Quando o garçom se aproximou, Jube disse que já havia comido e pediu uma xícara de café, na qual nunca tocou. Croyd começou com um pedido duplo de bife com ovos e uma jarra de suco de laranja.

Dez minutos depois, quando as panquecas chegaram, Jube limpou a garganta.

— Agora, sim — disse Croyd. — Está melhor. Então, o que está te perturbando, Jube?

— Difícil começar — respondeu o outro.

— Comece de qualquer lugar. A vida está mais bonita pra mim agora.

— Nem sempre é saudável ter curiosidade com os negócios de outras pessoas daqui…

— Verdade — Croyd concordou.

— Por outro lado, as pessoas adoram fofocar, especular.

Croyd balançou a cabeça e continuou a comer.

— Não é segredo pra ninguém o jeito que você dorme, e isso impede que tenha um emprego normal.
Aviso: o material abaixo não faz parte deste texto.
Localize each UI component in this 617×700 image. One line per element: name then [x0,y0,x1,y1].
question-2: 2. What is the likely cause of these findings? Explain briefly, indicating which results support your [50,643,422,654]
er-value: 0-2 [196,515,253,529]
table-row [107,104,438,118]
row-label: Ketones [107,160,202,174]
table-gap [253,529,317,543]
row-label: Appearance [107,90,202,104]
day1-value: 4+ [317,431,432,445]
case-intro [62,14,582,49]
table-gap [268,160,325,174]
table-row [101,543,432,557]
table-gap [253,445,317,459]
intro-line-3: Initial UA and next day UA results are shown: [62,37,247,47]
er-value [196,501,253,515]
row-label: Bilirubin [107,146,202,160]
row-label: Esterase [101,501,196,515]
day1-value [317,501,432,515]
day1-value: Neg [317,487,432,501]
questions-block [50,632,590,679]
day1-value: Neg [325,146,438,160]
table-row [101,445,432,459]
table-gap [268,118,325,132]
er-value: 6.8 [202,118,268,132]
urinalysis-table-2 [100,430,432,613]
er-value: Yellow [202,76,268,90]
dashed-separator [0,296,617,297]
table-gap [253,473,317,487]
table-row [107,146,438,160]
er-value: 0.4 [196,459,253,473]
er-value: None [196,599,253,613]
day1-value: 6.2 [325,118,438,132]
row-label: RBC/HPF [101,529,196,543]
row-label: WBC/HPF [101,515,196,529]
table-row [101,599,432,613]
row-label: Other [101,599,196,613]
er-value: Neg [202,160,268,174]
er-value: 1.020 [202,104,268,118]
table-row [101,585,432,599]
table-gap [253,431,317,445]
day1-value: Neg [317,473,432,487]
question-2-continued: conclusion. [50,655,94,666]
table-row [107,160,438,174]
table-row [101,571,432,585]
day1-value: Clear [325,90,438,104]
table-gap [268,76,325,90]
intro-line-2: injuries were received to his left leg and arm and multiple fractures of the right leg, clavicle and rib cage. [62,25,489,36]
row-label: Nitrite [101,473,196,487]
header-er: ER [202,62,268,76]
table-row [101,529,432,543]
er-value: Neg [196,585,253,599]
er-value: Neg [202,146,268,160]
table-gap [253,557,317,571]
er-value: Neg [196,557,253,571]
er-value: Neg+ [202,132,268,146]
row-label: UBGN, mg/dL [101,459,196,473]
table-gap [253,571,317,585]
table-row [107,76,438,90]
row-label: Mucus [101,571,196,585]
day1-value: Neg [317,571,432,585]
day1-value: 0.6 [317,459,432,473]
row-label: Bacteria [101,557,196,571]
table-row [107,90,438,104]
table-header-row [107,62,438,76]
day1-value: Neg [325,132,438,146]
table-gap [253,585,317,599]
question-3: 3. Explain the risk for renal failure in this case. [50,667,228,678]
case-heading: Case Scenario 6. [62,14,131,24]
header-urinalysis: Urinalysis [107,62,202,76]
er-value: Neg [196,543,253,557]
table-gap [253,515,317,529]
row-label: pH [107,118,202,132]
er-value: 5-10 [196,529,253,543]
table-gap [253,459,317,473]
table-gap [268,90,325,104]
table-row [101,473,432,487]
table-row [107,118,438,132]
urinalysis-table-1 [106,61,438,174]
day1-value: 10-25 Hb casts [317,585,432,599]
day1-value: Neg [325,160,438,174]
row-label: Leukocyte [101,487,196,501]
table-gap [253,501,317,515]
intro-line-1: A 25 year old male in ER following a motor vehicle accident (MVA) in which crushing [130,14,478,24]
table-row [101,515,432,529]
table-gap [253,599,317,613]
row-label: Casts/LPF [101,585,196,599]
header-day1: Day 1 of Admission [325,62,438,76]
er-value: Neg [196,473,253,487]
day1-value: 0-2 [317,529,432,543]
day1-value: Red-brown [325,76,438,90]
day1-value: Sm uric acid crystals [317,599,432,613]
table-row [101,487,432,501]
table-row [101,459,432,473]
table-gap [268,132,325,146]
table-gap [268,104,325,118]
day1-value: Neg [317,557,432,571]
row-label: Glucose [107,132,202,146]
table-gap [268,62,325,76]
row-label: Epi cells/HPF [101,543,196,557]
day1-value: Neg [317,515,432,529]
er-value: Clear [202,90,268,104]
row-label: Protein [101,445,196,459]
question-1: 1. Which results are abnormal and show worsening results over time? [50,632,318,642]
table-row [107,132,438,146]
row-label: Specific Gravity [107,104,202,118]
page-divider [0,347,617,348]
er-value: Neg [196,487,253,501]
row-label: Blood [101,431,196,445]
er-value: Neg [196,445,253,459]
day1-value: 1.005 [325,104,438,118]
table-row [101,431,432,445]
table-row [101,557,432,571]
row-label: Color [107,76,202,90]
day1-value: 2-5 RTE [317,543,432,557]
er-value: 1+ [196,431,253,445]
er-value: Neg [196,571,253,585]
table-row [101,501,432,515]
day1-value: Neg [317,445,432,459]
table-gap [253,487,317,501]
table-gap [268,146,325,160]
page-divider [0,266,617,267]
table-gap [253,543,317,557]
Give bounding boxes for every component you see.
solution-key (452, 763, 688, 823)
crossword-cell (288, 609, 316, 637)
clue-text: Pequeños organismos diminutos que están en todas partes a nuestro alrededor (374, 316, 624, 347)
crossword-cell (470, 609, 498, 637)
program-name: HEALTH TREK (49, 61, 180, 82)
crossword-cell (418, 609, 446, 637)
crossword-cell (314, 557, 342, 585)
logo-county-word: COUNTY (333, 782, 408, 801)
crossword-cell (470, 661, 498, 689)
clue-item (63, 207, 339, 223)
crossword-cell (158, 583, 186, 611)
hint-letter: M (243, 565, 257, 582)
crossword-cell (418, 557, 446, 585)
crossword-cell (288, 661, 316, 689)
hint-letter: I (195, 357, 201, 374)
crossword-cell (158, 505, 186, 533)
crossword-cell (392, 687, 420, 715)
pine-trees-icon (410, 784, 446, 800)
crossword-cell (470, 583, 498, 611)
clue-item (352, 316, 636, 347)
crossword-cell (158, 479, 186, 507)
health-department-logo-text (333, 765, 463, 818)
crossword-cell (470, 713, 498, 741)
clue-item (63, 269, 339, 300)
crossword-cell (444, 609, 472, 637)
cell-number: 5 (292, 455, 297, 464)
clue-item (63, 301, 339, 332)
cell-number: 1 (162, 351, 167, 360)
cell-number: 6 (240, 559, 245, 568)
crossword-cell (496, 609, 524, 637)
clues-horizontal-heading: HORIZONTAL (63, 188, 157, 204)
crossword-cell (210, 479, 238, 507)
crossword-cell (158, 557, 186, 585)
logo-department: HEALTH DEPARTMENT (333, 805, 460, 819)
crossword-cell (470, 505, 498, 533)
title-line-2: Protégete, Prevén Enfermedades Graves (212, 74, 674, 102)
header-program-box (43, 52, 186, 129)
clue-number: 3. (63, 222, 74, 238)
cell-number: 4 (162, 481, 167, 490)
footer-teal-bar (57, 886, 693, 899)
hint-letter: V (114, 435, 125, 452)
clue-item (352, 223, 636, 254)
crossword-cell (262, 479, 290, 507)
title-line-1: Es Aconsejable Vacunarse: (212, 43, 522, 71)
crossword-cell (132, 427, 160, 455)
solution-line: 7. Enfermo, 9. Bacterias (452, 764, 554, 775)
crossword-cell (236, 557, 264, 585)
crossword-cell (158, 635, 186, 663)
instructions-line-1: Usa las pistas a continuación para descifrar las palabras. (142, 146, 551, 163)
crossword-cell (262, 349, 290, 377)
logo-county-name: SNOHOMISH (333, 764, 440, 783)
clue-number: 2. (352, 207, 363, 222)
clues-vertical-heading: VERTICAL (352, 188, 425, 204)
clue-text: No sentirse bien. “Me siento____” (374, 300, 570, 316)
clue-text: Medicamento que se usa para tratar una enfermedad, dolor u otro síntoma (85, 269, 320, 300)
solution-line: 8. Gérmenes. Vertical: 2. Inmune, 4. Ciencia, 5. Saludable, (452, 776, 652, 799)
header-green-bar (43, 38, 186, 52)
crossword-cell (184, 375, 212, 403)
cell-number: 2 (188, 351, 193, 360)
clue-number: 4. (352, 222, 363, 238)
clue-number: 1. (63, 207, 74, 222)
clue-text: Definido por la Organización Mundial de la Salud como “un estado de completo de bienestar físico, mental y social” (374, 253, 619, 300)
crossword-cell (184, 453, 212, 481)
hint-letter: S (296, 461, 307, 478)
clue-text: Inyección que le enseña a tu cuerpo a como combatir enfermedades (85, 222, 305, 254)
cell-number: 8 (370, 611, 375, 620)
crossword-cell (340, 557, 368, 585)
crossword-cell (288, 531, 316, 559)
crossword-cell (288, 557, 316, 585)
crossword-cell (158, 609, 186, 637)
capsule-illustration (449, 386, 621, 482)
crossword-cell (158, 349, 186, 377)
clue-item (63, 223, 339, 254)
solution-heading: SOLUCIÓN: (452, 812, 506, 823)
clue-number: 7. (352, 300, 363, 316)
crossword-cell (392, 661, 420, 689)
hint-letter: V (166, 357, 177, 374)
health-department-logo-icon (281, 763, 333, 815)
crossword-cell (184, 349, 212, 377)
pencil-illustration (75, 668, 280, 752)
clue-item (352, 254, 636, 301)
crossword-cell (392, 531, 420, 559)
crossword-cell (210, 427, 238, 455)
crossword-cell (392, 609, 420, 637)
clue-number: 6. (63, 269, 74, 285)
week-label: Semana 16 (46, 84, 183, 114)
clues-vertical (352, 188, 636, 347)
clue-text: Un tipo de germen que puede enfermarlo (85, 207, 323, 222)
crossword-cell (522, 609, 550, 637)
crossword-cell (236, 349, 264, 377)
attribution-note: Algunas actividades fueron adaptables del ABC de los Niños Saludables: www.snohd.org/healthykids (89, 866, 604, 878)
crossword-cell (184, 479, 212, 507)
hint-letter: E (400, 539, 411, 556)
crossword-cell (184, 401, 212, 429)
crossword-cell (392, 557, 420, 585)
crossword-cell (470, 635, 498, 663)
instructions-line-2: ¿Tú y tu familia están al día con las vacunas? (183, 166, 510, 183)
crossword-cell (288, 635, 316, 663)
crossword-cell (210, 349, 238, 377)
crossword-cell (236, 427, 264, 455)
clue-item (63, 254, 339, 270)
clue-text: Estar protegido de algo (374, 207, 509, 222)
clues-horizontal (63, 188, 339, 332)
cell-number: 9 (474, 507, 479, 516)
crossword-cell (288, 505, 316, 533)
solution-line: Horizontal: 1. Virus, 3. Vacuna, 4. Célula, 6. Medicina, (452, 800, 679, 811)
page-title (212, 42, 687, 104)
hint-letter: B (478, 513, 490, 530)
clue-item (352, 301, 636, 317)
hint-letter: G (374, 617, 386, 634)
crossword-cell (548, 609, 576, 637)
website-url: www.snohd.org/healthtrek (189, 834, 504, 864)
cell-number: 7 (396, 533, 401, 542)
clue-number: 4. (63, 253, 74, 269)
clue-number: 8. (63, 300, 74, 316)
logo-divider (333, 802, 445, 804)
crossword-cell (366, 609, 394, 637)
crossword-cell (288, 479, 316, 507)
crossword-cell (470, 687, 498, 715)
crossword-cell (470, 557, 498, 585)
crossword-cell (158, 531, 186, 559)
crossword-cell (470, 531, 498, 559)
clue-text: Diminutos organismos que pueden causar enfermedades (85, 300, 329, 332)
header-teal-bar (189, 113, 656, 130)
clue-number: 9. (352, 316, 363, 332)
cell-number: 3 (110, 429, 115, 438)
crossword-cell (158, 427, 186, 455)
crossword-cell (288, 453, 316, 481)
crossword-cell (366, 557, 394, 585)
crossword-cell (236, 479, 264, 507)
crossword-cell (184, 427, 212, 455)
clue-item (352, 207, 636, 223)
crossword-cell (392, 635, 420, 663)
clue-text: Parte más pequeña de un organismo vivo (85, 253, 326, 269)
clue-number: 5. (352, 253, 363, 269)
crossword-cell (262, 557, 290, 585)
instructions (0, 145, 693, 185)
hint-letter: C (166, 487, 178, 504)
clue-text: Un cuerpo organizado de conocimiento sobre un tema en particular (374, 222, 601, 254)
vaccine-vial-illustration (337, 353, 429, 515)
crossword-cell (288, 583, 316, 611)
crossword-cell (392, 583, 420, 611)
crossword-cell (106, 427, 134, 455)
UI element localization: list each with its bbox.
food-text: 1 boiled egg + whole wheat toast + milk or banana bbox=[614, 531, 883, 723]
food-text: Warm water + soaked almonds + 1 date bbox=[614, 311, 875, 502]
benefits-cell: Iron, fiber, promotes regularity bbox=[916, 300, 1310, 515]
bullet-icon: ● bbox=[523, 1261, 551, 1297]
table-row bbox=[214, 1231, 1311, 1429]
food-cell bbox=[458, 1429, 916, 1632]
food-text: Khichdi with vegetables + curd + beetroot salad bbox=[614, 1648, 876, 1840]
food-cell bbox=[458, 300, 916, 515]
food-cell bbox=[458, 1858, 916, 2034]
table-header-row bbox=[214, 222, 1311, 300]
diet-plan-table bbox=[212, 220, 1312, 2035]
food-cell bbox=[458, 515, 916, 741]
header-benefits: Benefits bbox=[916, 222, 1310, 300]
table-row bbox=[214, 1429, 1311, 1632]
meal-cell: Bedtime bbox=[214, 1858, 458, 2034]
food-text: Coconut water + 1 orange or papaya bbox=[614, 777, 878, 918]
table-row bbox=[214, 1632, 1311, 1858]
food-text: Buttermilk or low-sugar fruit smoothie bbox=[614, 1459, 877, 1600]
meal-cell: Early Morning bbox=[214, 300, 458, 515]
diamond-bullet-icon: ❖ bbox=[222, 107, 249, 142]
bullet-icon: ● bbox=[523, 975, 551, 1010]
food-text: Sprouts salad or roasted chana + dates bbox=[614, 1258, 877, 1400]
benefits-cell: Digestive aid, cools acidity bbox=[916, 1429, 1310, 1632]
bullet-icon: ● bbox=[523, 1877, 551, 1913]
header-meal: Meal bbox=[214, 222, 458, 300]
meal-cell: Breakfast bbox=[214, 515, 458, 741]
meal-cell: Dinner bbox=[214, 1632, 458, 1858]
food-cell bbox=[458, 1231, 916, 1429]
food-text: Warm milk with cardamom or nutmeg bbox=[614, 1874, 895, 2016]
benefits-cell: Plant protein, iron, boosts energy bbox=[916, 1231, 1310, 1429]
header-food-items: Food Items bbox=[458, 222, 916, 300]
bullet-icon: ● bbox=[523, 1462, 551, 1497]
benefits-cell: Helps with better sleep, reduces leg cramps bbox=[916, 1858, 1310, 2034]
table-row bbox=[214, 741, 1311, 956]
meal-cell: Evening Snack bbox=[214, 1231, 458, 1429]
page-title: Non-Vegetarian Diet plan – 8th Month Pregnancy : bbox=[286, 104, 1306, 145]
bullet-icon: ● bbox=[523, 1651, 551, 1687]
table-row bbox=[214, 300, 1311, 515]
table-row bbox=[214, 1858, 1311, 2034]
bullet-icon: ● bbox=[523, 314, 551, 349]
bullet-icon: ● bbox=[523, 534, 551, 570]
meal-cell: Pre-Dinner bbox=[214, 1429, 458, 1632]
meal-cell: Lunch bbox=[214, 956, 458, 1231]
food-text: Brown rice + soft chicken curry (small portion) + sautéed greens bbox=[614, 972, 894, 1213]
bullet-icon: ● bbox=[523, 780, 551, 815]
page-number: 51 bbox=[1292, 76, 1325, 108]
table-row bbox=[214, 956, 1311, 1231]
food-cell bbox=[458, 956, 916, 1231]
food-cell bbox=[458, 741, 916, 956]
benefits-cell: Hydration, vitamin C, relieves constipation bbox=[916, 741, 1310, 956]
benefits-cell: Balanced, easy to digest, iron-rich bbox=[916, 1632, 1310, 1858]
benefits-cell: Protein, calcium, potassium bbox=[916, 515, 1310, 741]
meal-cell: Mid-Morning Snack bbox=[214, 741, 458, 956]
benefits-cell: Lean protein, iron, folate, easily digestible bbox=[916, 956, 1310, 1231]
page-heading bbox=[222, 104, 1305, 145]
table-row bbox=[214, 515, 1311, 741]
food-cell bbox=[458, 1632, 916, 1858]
Agora, você parece mais um ás do que um curinga, no geral. Digo, normalmente você parece normal, mas tem um talento especial.

— Ainda não entendi qual é desta vez.

— Pois bem. Você se veste bem, paga suas contas, gosta de comer no Aces High e não está usando um Timex. Tem que fazer algo pra ficar de boa… a menos que tenha herdado uma bolada.

Croyd sorriu.

— Tenho medo de olhar o Wall Street Journal — disse ele, tocando a pilha de jornais ao lado. — Posso ter que fazer algo que não faço há algum tempo se me disser o que acho que vai dizer.

— Posso supor, então, que, quando você trabalha, o que faz é, às vezes, meio fora da lei?